Friday, May 13, 2011

Voting Under Attack Again

Advocates sign up homeless people and take them to the polling places during the 2010 election during "Golden Week."

Advocacy Update: VOTING

In another effort to solve a problem that does not really exist in Ohio, legislators have proposed a reform of voting laws in Ohio. This voting legislation will make it more difficult for low-income voters to participate in the electoral process. Current Secretary of State, Jon Husted has proposed a reform of Ohio election law despite not having any evidence that there is a problem with the current system. Activists are hosting a press conference on Monday to show their opposition to this reform of the voting system. The Northeast Ohio Coalition for the Homeless, Cleveland Tenants Organization and others oppose this proposed bill. We believe that these are bills to limit access to the ballot box ahead of the 2012 Presidential election, and Ohio will again see a controversial presidential election like we saw in 2004.


When: Monday, May 16, 12:30pm or 1:00pm
Where: Steps of the Board of Elections
Invited participants: -Rep. Sandra Williams -Councilman Jeff Johnson -Rep. Mike Foley -Rick DeChant, Voting Rights Institute -Rev. Marvin McMickle

Text of bills: House Bill 159 (Photo ID bill)
House Bill 194 (House version of Husted bill)
Senate Bill 148 (Senate version of Husted bill)
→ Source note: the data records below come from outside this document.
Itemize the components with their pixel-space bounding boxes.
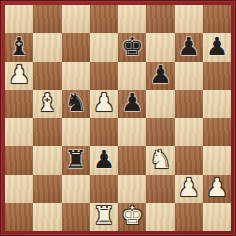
square-f7[interactable] — [146, 33, 174, 61]
square-d8[interactable] — [90, 5, 118, 33]
square-c7[interactable] — [62, 33, 90, 61]
square-g8[interactable] — [175, 5, 203, 33]
square-a4[interactable] — [5, 118, 33, 146]
piece-white-king[interactable]: ♚ — [121, 203, 143, 228]
square-f3[interactable]: ♞ — [146, 146, 174, 174]
square-h2[interactable]: ♟ — [203, 175, 231, 203]
square-a8[interactable] — [5, 5, 33, 33]
square-b2[interactable] — [33, 175, 61, 203]
square-g7[interactable]: ♟ — [175, 33, 203, 61]
square-c1[interactable] — [62, 203, 90, 231]
square-h1[interactable] — [203, 203, 231, 231]
piece-black-pawn[interactable]: ♟ — [177, 34, 199, 59]
square-c3[interactable]: ♜ — [62, 146, 90, 174]
piece-black-rook[interactable]: ♜ — [64, 147, 86, 172]
square-d3[interactable]: ♟ — [90, 146, 118, 174]
square-c4[interactable] — [62, 118, 90, 146]
square-g3[interactable] — [175, 146, 203, 174]
square-h4[interactable] — [203, 118, 231, 146]
square-e5[interactable]: ♟ — [118, 90, 146, 118]
piece-black-bishop[interactable]: ♝ — [8, 34, 30, 59]
square-c6[interactable] — [62, 62, 90, 90]
piece-white-pawn[interactable]: ♟ — [8, 62, 30, 87]
square-e1[interactable]: ♚ — [118, 203, 146, 231]
square-g5[interactable] — [175, 90, 203, 118]
chess-board: ♝♚♟♟♟♟♝♞♟♟♜♟♞♟♟♜♚ — [5, 5, 231, 231]
piece-white-bishop[interactable]: ♝ — [36, 90, 58, 115]
square-a5[interactable] — [5, 90, 33, 118]
piece-black-pawn[interactable]: ♟ — [121, 90, 143, 115]
square-b6[interactable] — [33, 62, 61, 90]
square-c2[interactable] — [62, 175, 90, 203]
piece-white-rook[interactable]: ♜ — [93, 203, 115, 228]
square-h7[interactable]: ♟ — [203, 33, 231, 61]
square-h8[interactable] — [203, 5, 231, 33]
square-b3[interactable] — [33, 146, 61, 174]
piece-white-knight[interactable]: ♞ — [149, 147, 171, 172]
square-h3[interactable] — [203, 146, 231, 174]
piece-black-pawn[interactable]: ♟ — [206, 34, 228, 59]
piece-white-pawn[interactable]: ♟ — [93, 90, 115, 115]
piece-white-pawn[interactable]: ♟ — [177, 175, 199, 200]
square-e3[interactable] — [118, 146, 146, 174]
piece-black-king[interactable]: ♚ — [121, 34, 143, 59]
square-a3[interactable] — [5, 146, 33, 174]
square-e7[interactable]: ♚ — [118, 33, 146, 61]
square-b1[interactable] — [33, 203, 61, 231]
square-b5[interactable]: ♝ — [33, 90, 61, 118]
square-f6[interactable]: ♟ — [146, 62, 174, 90]
square-d5[interactable]: ♟ — [90, 90, 118, 118]
square-g6[interactable] — [175, 62, 203, 90]
piece-black-knight[interactable]: ♞ — [64, 90, 86, 115]
square-f4[interactable] — [146, 118, 174, 146]
square-c8[interactable] — [62, 5, 90, 33]
square-b4[interactable] — [33, 118, 61, 146]
square-g1[interactable] — [175, 203, 203, 231]
square-d4[interactable] — [90, 118, 118, 146]
square-e6[interactable] — [118, 62, 146, 90]
board-frame: ♝♚♟♟♟♟♝♞♟♟♜♟♞♟♟♜♚ — [0, 0, 236, 236]
square-a6[interactable]: ♟ — [5, 62, 33, 90]
square-h5[interactable] — [203, 90, 231, 118]
square-d2[interactable] — [90, 175, 118, 203]
square-c5[interactable]: ♞ — [62, 90, 90, 118]
square-b8[interactable] — [33, 5, 61, 33]
square-d6[interactable] — [90, 62, 118, 90]
square-d7[interactable] — [90, 33, 118, 61]
square-e2[interactable] — [118, 175, 146, 203]
square-f5[interactable] — [146, 90, 174, 118]
square-a7[interactable]: ♝ — [5, 33, 33, 61]
piece-black-pawn[interactable]: ♟ — [149, 62, 171, 87]
square-g2[interactable]: ♟ — [175, 175, 203, 203]
piece-white-pawn[interactable]: ♟ — [206, 175, 228, 200]
square-h6[interactable] — [203, 62, 231, 90]
square-a1[interactable] — [5, 203, 33, 231]
piece-black-pawn[interactable]: ♟ — [93, 147, 115, 172]
square-a2[interactable] — [5, 175, 33, 203]
square-f2[interactable] — [146, 175, 174, 203]
square-e8[interactable] — [118, 5, 146, 33]
square-b7[interactable] — [33, 33, 61, 61]
square-f8[interactable] — [146, 5, 174, 33]
square-d1[interactable]: ♜ — [90, 203, 118, 231]
square-f1[interactable] — [146, 203, 174, 231]
square-g4[interactable] — [175, 118, 203, 146]
square-e4[interactable] — [118, 118, 146, 146]
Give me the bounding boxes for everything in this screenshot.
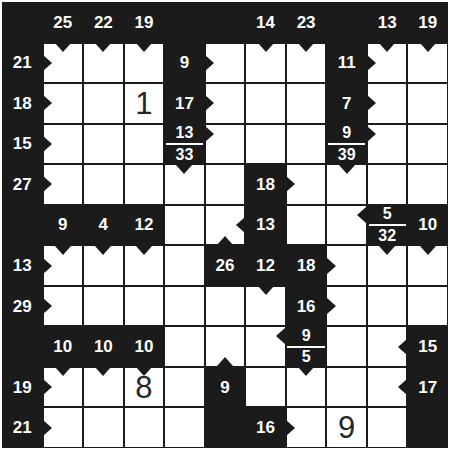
cell-r10c1[interactable] xyxy=(43,407,84,448)
clue-value-arrow-left-icon: 9 xyxy=(286,326,327,345)
clue-r8c2: 10 xyxy=(83,326,124,367)
clue-value: 10 xyxy=(53,338,72,355)
cell-r6c8[interactable] xyxy=(326,245,367,286)
clue-value-arrow-right-icon: 9 xyxy=(326,124,367,143)
clue-value: 18 xyxy=(13,95,32,112)
cell-r1c9[interactable] xyxy=(367,43,408,84)
clue-value: 26 xyxy=(216,257,235,274)
cell-r9c1[interactable] xyxy=(43,367,84,408)
cell-r10c4[interactable] xyxy=(164,407,205,448)
clue-r0c10: 19 xyxy=(407,2,448,43)
arrow-down-icon xyxy=(95,367,111,376)
cell-r1c6[interactable] xyxy=(245,43,286,84)
clue-r3c8: 939 xyxy=(326,124,367,165)
arrow-down-icon xyxy=(55,246,71,255)
block-r0c0 xyxy=(2,2,43,43)
clue-r9c5: 9 xyxy=(205,367,246,408)
clue-value: 16 xyxy=(297,298,316,315)
clue-r7c7: 16 xyxy=(286,286,327,327)
arrow-right-icon xyxy=(367,55,376,71)
cell-r10c3[interactable] xyxy=(124,407,165,448)
cell-r6c3[interactable] xyxy=(124,245,165,286)
arrow-right-icon xyxy=(286,420,295,436)
arrow-left-icon xyxy=(357,207,366,223)
clue-value-arrow-down-icon: 39 xyxy=(326,145,367,164)
clue-r2c4: 17 xyxy=(164,83,205,124)
cell-r2c5[interactable] xyxy=(205,83,246,124)
cell-r10c9[interactable] xyxy=(367,407,408,448)
arrow-down-icon xyxy=(176,165,192,174)
cell-r8c8[interactable] xyxy=(326,326,367,367)
clue-r6c6: 12 xyxy=(245,245,286,286)
arrow-down-icon xyxy=(95,43,111,52)
cell-r9c7[interactable] xyxy=(286,367,327,408)
arrow-down-icon xyxy=(420,246,436,255)
clue-r0c7: 23 xyxy=(286,2,327,43)
cell-r4c7[interactable] xyxy=(286,164,327,205)
clue-r5c9: 532 xyxy=(367,205,408,246)
arrow-right-icon xyxy=(205,126,214,142)
arrow-left-icon xyxy=(236,217,245,233)
clue-r9c10: 17 xyxy=(407,367,448,408)
cell-r6c10[interactable] xyxy=(407,245,448,286)
arrow-right-icon xyxy=(367,126,376,142)
clue-value: 25 xyxy=(53,14,72,31)
cell-r3c5[interactable] xyxy=(205,124,246,165)
arrow-up-icon xyxy=(217,357,233,366)
cell-r4c3[interactable] xyxy=(124,164,165,205)
arrow-down-icon xyxy=(298,43,314,52)
clue-r5c2: 4 xyxy=(83,205,124,246)
cell-r6c9[interactable] xyxy=(367,245,408,286)
cell-r6c1[interactable] xyxy=(43,245,84,286)
clue-r9c0: 19 xyxy=(2,367,43,408)
arrow-right-icon xyxy=(327,298,336,314)
cell-r5c5[interactable] xyxy=(205,205,246,246)
clue-r10c6: 16 xyxy=(245,407,286,448)
cell-r1c3[interactable] xyxy=(124,43,165,84)
cell-r8c4[interactable] xyxy=(164,326,205,367)
arrow-left-icon xyxy=(398,379,407,395)
arrow-down-icon xyxy=(136,246,152,255)
clue-r2c8: 7 xyxy=(326,83,367,124)
clue-r3c0: 15 xyxy=(2,124,43,165)
cell-r2c1[interactable] xyxy=(43,83,84,124)
cell-r10c2[interactable] xyxy=(83,407,124,448)
block-r10c5 xyxy=(205,407,246,448)
clue-value: 10 xyxy=(134,338,153,355)
clue-value-arrow-down-icon: 33 xyxy=(164,145,205,164)
given-digit: 1 xyxy=(135,88,152,119)
arrow-right-icon xyxy=(327,258,336,274)
cell-r2c6[interactable] xyxy=(245,83,286,124)
cell-r9c6[interactable] xyxy=(245,367,286,408)
cell-r3c2[interactable] xyxy=(83,124,124,165)
cell-r10c7[interactable] xyxy=(286,407,327,448)
clue-r8c7: 95 xyxy=(286,326,327,367)
clue-value-arrow-down-icon: 5 xyxy=(286,348,327,367)
cell-r5c7[interactable] xyxy=(286,205,327,246)
cell-r2c3[interactable]: 1 xyxy=(124,83,165,124)
clue-value: 15 xyxy=(13,135,32,152)
cell-r1c5[interactable] xyxy=(205,43,246,84)
clue-r5c3: 12 xyxy=(124,205,165,246)
clue-r6c7: 18 xyxy=(286,245,327,286)
clue-value-arrow-down-icon: 32 xyxy=(367,226,408,245)
cell-r4c9[interactable] xyxy=(367,164,408,205)
cell-r1c7[interactable] xyxy=(286,43,327,84)
arrow-down-icon xyxy=(379,246,395,255)
clue-value: 19 xyxy=(418,14,437,31)
arrow-up-icon xyxy=(217,236,233,245)
cell-r7c9[interactable] xyxy=(367,286,408,327)
arrow-down-icon xyxy=(258,43,274,52)
cell-r6c4[interactable] xyxy=(164,245,205,286)
cell-r2c7[interactable] xyxy=(286,83,327,124)
cell-r1c1[interactable] xyxy=(43,43,84,84)
cell-r3c7[interactable] xyxy=(286,124,327,165)
cell-r3c9[interactable] xyxy=(367,124,408,165)
cell-r7c4[interactable] xyxy=(164,286,205,327)
clue-value: 22 xyxy=(94,14,113,31)
given-digit: 9 xyxy=(338,412,355,443)
clue-r0c2: 22 xyxy=(83,2,124,43)
clue-r0c3: 19 xyxy=(124,2,165,43)
cell-r7c2[interactable] xyxy=(83,286,124,327)
arrow-right-icon xyxy=(286,176,295,192)
clue-r0c9: 13 xyxy=(367,2,408,43)
arrow-right-icon xyxy=(205,55,214,71)
clue-value: 18 xyxy=(297,257,316,274)
clue-r10c0: 21 xyxy=(2,407,43,448)
cell-r4c5[interactable] xyxy=(205,164,246,205)
arrow-right-icon xyxy=(43,95,52,111)
arrow-right-icon xyxy=(43,55,52,71)
cell-r4c1[interactable] xyxy=(43,164,84,205)
clue-value: 19 xyxy=(13,379,32,396)
cell-r8c6[interactable] xyxy=(245,326,286,367)
clue-r5c1: 9 xyxy=(43,205,84,246)
arrow-down-icon xyxy=(95,246,111,255)
cell-r1c10[interactable] xyxy=(407,43,448,84)
arrow-right-icon xyxy=(367,95,376,111)
arrow-right-icon xyxy=(205,95,214,111)
arrow-left-icon xyxy=(398,339,407,355)
clue-value: 19 xyxy=(134,14,153,31)
clue-value: 21 xyxy=(13,419,32,436)
clue-r7c0: 29 xyxy=(2,286,43,327)
arrow-down-icon xyxy=(136,43,152,52)
cell-r1c2[interactable] xyxy=(83,43,124,84)
cell-r3c1[interactable] xyxy=(43,124,84,165)
clue-value: 9 xyxy=(220,379,229,396)
cell-r2c2[interactable] xyxy=(83,83,124,124)
cell-r7c10[interactable] xyxy=(407,286,448,327)
cell-r7c3[interactable] xyxy=(124,286,165,327)
clue-r1c4: 9 xyxy=(164,43,205,84)
clue-value: 12 xyxy=(134,216,153,233)
clue-value: 9 xyxy=(180,54,189,71)
clue-r3c4: 1333 xyxy=(164,124,205,165)
clue-r0c1: 25 xyxy=(43,2,84,43)
clue-value: 11 xyxy=(338,54,356,71)
block-r5c0 xyxy=(2,205,43,246)
clue-r4c0: 27 xyxy=(2,164,43,205)
block-r0c8 xyxy=(326,2,367,43)
clue-r5c10: 10 xyxy=(407,205,448,246)
clue-value: 27 xyxy=(13,176,32,193)
clue-value: 9 xyxy=(58,216,67,233)
arrow-down-icon xyxy=(298,367,314,376)
cell-r4c10[interactable] xyxy=(407,164,448,205)
clue-r1c0: 21 xyxy=(2,43,43,84)
arrow-down-icon xyxy=(136,367,152,376)
arrow-right-icon xyxy=(43,298,52,314)
cell-r3c3[interactable] xyxy=(124,124,165,165)
cell-r9c9[interactable] xyxy=(367,367,408,408)
arrow-down-icon xyxy=(55,367,71,376)
clue-r6c5: 26 xyxy=(205,245,246,286)
clue-value-arrow-left-icon: 5 xyxy=(367,205,408,224)
arrow-down-icon xyxy=(339,165,355,174)
arrow-right-icon xyxy=(43,176,52,192)
cell-r2c10[interactable] xyxy=(407,83,448,124)
cell-r6c2[interactable] xyxy=(83,245,124,286)
arrow-right-icon xyxy=(43,379,52,395)
cell-r5c8[interactable] xyxy=(326,205,367,246)
cell-r7c1[interactable] xyxy=(43,286,84,327)
arrow-left-icon xyxy=(276,328,285,344)
clue-r2c0: 18 xyxy=(2,83,43,124)
clue-value: 14 xyxy=(256,14,275,31)
arrow-down-icon xyxy=(420,43,436,52)
cell-r9c4[interactable] xyxy=(164,367,205,408)
arrow-right-icon xyxy=(43,420,52,436)
arrow-right-icon xyxy=(43,136,52,152)
cell-r10c8[interactable]: 9 xyxy=(326,407,367,448)
cell-r3c6[interactable] xyxy=(245,124,286,165)
cell-r7c6[interactable] xyxy=(245,286,286,327)
clue-r5c6: 13 xyxy=(245,205,286,246)
arrow-down-icon xyxy=(55,43,71,52)
cell-r9c8[interactable] xyxy=(326,367,367,408)
clue-value: 13 xyxy=(13,257,32,274)
clue-value: 23 xyxy=(297,14,316,31)
cell-r7c5[interactable] xyxy=(205,286,246,327)
cell-r4c2[interactable] xyxy=(83,164,124,205)
clue-value: 13 xyxy=(378,14,397,31)
arrow-down-icon xyxy=(258,286,274,295)
clue-value: 29 xyxy=(13,298,32,315)
clue-value: 13 xyxy=(256,216,275,233)
clue-value: 10 xyxy=(94,338,113,355)
clue-value: 10 xyxy=(418,216,437,233)
cell-r9c2[interactable] xyxy=(83,367,124,408)
clue-value: 7 xyxy=(342,95,351,112)
arrow-right-icon xyxy=(43,258,52,274)
clue-value: 18 xyxy=(256,176,275,193)
clue-r0c6: 14 xyxy=(245,2,286,43)
kakuro-board: 2522191423131921911181177151333939271894… xyxy=(0,0,450,450)
cell-r8c5[interactable] xyxy=(205,326,246,367)
clue-value: 15 xyxy=(418,338,437,355)
cell-r7c8[interactable] xyxy=(326,286,367,327)
clue-r8c10: 15 xyxy=(407,326,448,367)
block-r0c4 xyxy=(164,2,205,43)
clue-value: 21 xyxy=(13,54,32,71)
clue-r6c0: 13 xyxy=(2,245,43,286)
cell-r9c3[interactable]: 8 xyxy=(124,367,165,408)
clue-r8c3: 10 xyxy=(124,326,165,367)
clue-value: 17 xyxy=(418,379,437,396)
block-r0c5 xyxy=(205,2,246,43)
clue-value-arrow-right-icon: 13 xyxy=(164,124,205,143)
clue-r8c1: 10 xyxy=(43,326,84,367)
clue-r1c8: 11 xyxy=(326,43,367,84)
clue-value: 16 xyxy=(256,419,275,436)
arrow-down-icon xyxy=(379,43,395,52)
block-r8c0 xyxy=(2,326,43,367)
clue-value: 12 xyxy=(256,257,275,274)
cell-r2c9[interactable] xyxy=(367,83,408,124)
clue-r4c6: 18 xyxy=(245,164,286,205)
cell-r5c4[interactable] xyxy=(164,205,205,246)
block-r10c10 xyxy=(407,407,448,448)
cell-r8c9[interactable] xyxy=(367,326,408,367)
cell-r3c10[interactable] xyxy=(407,124,448,165)
cell-r4c4[interactable] xyxy=(164,164,205,205)
cell-r4c8[interactable] xyxy=(326,164,367,205)
clue-value: 17 xyxy=(175,95,194,112)
clue-value: 4 xyxy=(99,216,108,233)
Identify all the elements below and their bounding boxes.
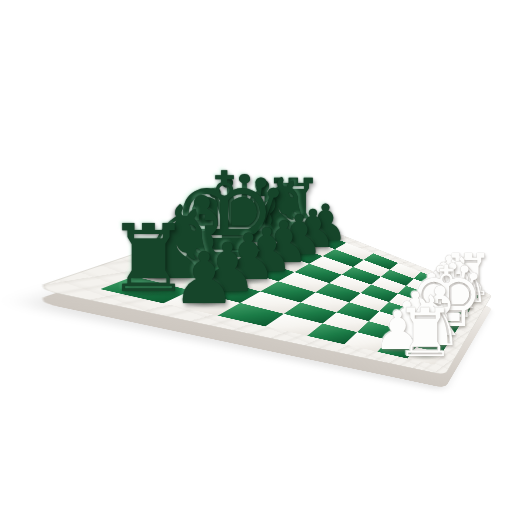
green-pawn[interactable]: ♟ — [172, 243, 236, 314]
chess-set-photo: ♜♞♝♛♚♝♞♜♟♟♟♟♟♟♟♟♟♟♟♟♟♟♟♟♜♞♝♛♚♝♞♜ — [0, 0, 512, 512]
white-rook[interactable]: ♜ — [395, 300, 455, 366]
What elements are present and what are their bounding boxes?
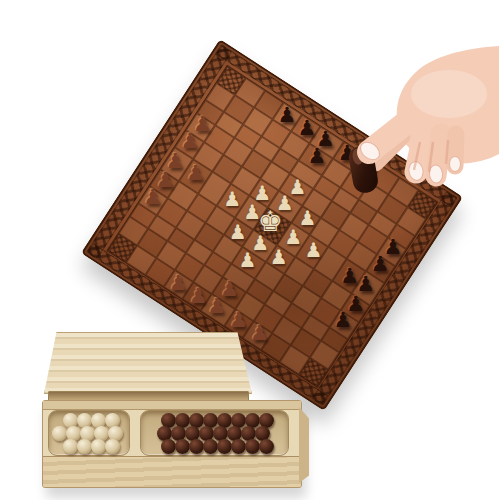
attacker-piece-f1[interactable]: ♟ [207,296,226,317]
defender-piece-d6[interactable]: ♟ [223,189,241,209]
box-lid [44,332,252,394]
attacker-piece-g1[interactable]: ♟ [229,310,248,331]
hand-placing-piece [316,44,500,216]
palm-highlight [411,70,487,118]
pinky-fingernail [450,157,461,172]
attacker-piece-a4[interactable]: ♟ [143,187,162,208]
stored-light-piece[interactable] [52,426,67,441]
stored-dark-piece[interactable] [161,439,176,454]
attacker-piece-d11[interactable]: ♟ [277,105,296,126]
stored-dark-piece[interactable] [203,439,218,454]
dark-pieces-tray [140,410,289,456]
box-back-rim [43,401,301,410]
box-side-face [299,407,309,483]
light-pieces-tray [48,410,130,456]
stored-dark-piece[interactable] [259,439,274,454]
attacker-piece-e11[interactable]: ♟ [297,118,316,139]
defender-piece-g6[interactable]: ♟ [284,227,302,247]
box-base [42,400,302,488]
stored-dark-piece[interactable] [175,439,190,454]
attacker-piece-e1[interactable]: ♟ [189,286,208,307]
stored-light-piece[interactable] [77,439,92,454]
defender-piece-f4[interactable]: ♟ [239,249,257,269]
stored-dark-piece[interactable] [189,439,204,454]
defender-piece-e5[interactable]: ♟ [229,222,247,242]
stored-dark-piece[interactable] [217,439,232,454]
defender-piece-g5[interactable]: ♟ [270,246,288,266]
stored-light-piece[interactable] [63,439,78,454]
box-front-face [43,456,301,487]
wooden-storage-box [40,330,302,488]
stored-dark-piece[interactable] [231,439,246,454]
stored-light-piece[interactable] [91,439,106,454]
defender-piece-h6[interactable]: ♟ [304,240,322,260]
piece-trays [48,410,289,456]
stored-dark-piece[interactable] [245,439,260,454]
product-photo-scene: ♟♟♟♟♟♟♟♟♟♟♟♟♟♟♟♟♟♟♚♟♟♟♟♟♟♟♟♟♟♟♟♟♟♟♟♟♟ [0,0,500,500]
attacker-piece-k4[interactable]: ♟ [334,311,353,332]
attacker-piece-b6[interactable]: ♟ [186,163,205,184]
stored-light-piece[interactable] [105,439,120,454]
attacker-piece-d1[interactable]: ♟ [168,273,187,294]
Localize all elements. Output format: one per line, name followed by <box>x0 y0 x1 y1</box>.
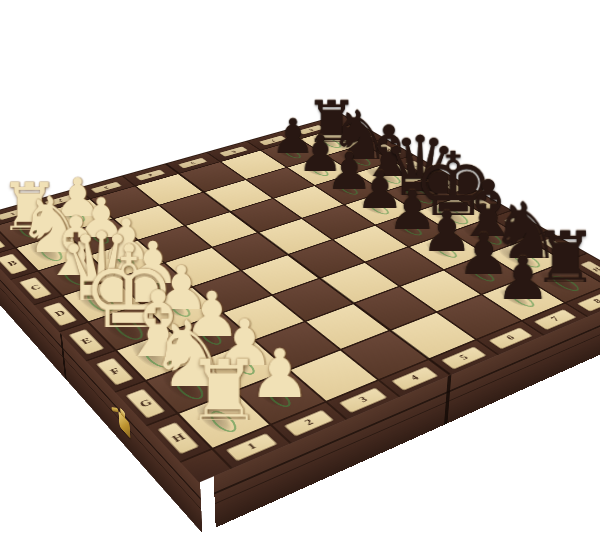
chess-set-photo: ABCDEFGH8877665544332211ABCDEFGH ♜♞♝♛♚♝♞… <box>0 0 600 533</box>
chess-board: ABCDEFGH8877665544332211ABCDEFGH ♜♞♝♛♚♝♞… <box>0 115 600 480</box>
pieces-layer: ♜♞♝♛♚♝♞♜♟♟♟♟♟♟♟♟♟♟♟♟♟♟♟♟♜♞♝♛♚♝♞♜ <box>0 115 600 480</box>
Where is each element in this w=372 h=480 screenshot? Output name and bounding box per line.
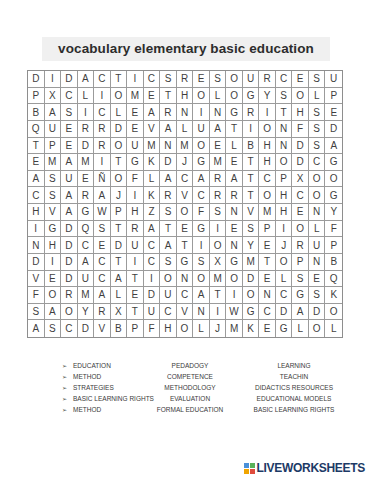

Here are is the summary of the the Husted bill:
  1. The plan will make it harder to vote. The bills slash early voting days from 35 to as few as 6 days. In 2010, 1,200 homeless people in Cuyahoga County voted early. In addition, the bills eliminate the busiest early voting days: the Monday and Saturday preceding the election. Politifact recently gave Secretary of State Jon Husted a “Pants on Fire” for the lies he told while advocating fewer early vote days. The bills also give the Secretary of State unprecedented ability to purge Ohioans from the voter rolls.
  2. Under the plan, fewer votes will count. Under the bills, a vote won’t be counted if a voter fills in the oval for a candidate and also writes in the name of the exact same candidate. This particularly disenfranchises low-income voters who aren’t familiar with optical scan ballots. An estimated 10,000 voters would have their ballots thrown out, even though their intent is 100 percent clear. In addition, these bills require additional personal information from voters casting provisional ballots, including a voter’s full Social Security number, exposing voters to potential identity theft.
  3. Local control is eliminated under this plan. The bills take away the right of local boards of elections to determine how best to use resources to run smooth elections in their counties. Larger counties have made it easier to vote early by mail, which helps prevent long lines on Election Day. The plan would take us back to the days of voters standing for hours in line in the rain on Election Day. In addition, the plan eliminates counties’ ability to set up early vote locations that accommodate older voters and may provide adequate parking. NEOCH supports uniform standards across the state, but we feel that we should implement laws that allow the largest number of voters to participate and not limit access to the ballot box as this legislation does.